I'm reading a paper and the author uses some "Lagrangian techniques" to go from

ds^2 = -(1-\frac{2M}{r})dt^2 + (1-\frac{2M}{r})^{-1} dr^2 + r^2(d\theta^2 + sin^2\theta d\phi^2)

to

2L = -(1-\frac{2M}{r})\dot{t^2} + (1-\frac{2M}{r})^{-1} \dot{r^2} + r^2(\dot{\theta^2} + sin^2\theta \dot{\phi^2}), where L is the Lagrangian.

 

Can someone explain what the step between these two equations?

 

PS: I don't know how to make the latex code work here.

[ydoaPs]

I'm reading a paper and the author uses some "Lagrangian techniques" to go from

ds^2 = -(1-\frac{2M}{r})dt^2 + (1-\frac{2M}{r})^{-1} dr^2 + r^2(d\theta^2 + sin^2\theta d\phi^2)

to

2L = -(1-\frac{2M}{r})\dot{t^2} + (1-\frac{2M}{r})^{-1} \dot{r^2} + r^2(\dot{\theta^2} + sin^2\theta \dot{\phi^2}), where L is the Lagrangian.

 

Can someone explain what the step between these two equations?

 

PS: I don't know how to make the latex code work here.

We have three ways. You can use the [ math ] tags or the [ latex ] tags. You can also input LaTeX code into a feature in the text editor.

 

[math]ds^2 = -(1-\frac{2M}{r})dt^2 + (1-\frac{2M}{r})^{-1} dr^2 + r^2(d\theta^2 + sin^2\theta d\phi^2)[/math]

 

[math]2L = -(1-\frac{2M}{r})\dot{t^2} + (1-\frac{2M}{r})^{-1} \dot{r^2} + r^2(\dot{\theta^2} + sin^2\theta \dot{\phi^2})[/math]

[elfmotat]

Since we know that the equation of motion for a test particle is the geodesic equation, the action should yield the geodesic equation. We also know geodesics correspond to paths of shortest length, as can easily be demonstrated by measuring distances on, for example, the surface of a sphere. The path along a great-circle of the sphere is the shortest path connecting two points. Therefore when you minimize the action, it should correspond to the path of shortest length.

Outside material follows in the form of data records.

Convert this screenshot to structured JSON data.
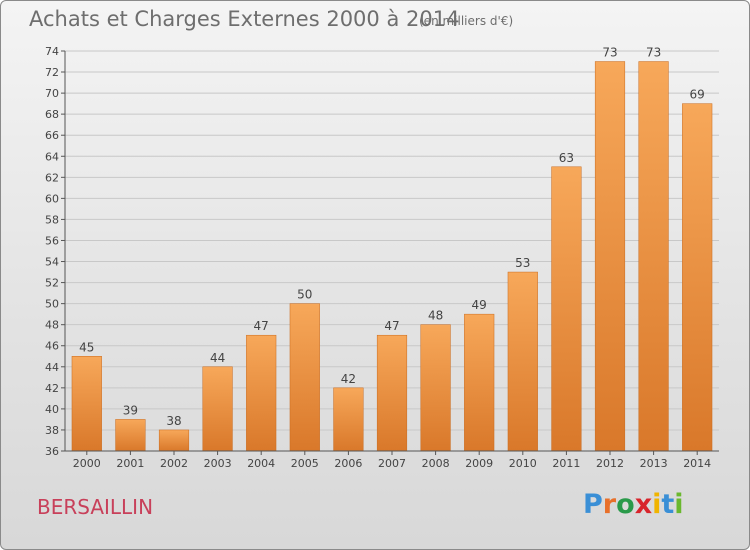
{
  "header": {
    "title": "Achats et Charges Externes 2000 à 2014",
    "unit": "(en milliers d'€)"
  },
  "footer": {
    "place": "BERSAILLIN",
    "logo": {
      "letters": [
        "P",
        "r",
        "o",
        "x",
        "i",
        "t",
        "i"
      ],
      "colors": [
        "#3a8fd6",
        "#e8702a",
        "#2a9a4a",
        "#d8242b",
        "#f0b400",
        "#3a8fd6",
        "#6ab82e"
      ]
    }
  },
  "colors": {
    "bar_light": "#f7a85a",
    "bar_dark": "#d9782a",
    "axis": "#555555",
    "grid": "#c8c8c8"
  },
  "chart_data": {
    "type": "bar",
    "title": "Achats et Charges Externes 2000 à 2014",
    "subtitle": "(en milliers d'€)",
    "categories": [
      "2000",
      "2001",
      "2002",
      "2003",
      "2004",
      "2005",
      "2006",
      "2007",
      "2008",
      "2009",
      "2010",
      "2011",
      "2012",
      "2013",
      "2014"
    ],
    "values": [
      45,
      39,
      38,
      44,
      47,
      50,
      42,
      47,
      48,
      49,
      53,
      63,
      73,
      73,
      69
    ],
    "ylim": [
      36,
      74
    ],
    "yticks": [
      36,
      38,
      40,
      42,
      44,
      46,
      48,
      50,
      52,
      54,
      56,
      58,
      60,
      62,
      64,
      66,
      68,
      70,
      72,
      74
    ],
    "grid": true,
    "data_labels": true
  }
}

This implies that the action should be:

 

[math]S=\int ds=\int \sqrt{g_{\mu \nu} \frac{dx^\mu}{d\lambda} \frac{dx^\nu}{d\lambda}} d\lambda[/math]

 

So the Lagrangian is just: [math]L=\sqrt{g_{\mu \nu} \frac{dx^\mu}{d\lambda} \frac{dx^\nu}{d\lambda}}[/math].

 

Similarly, you can also show that the Lagrangian [math]L=g_{\mu \nu} \frac{dx^\mu}{d\lambda} \frac{dx^\nu}{d\lambda}[/math] also yields the geodesic equation when plugged into the Euler-Lagrange equations. This is the Lagrangian that your author used.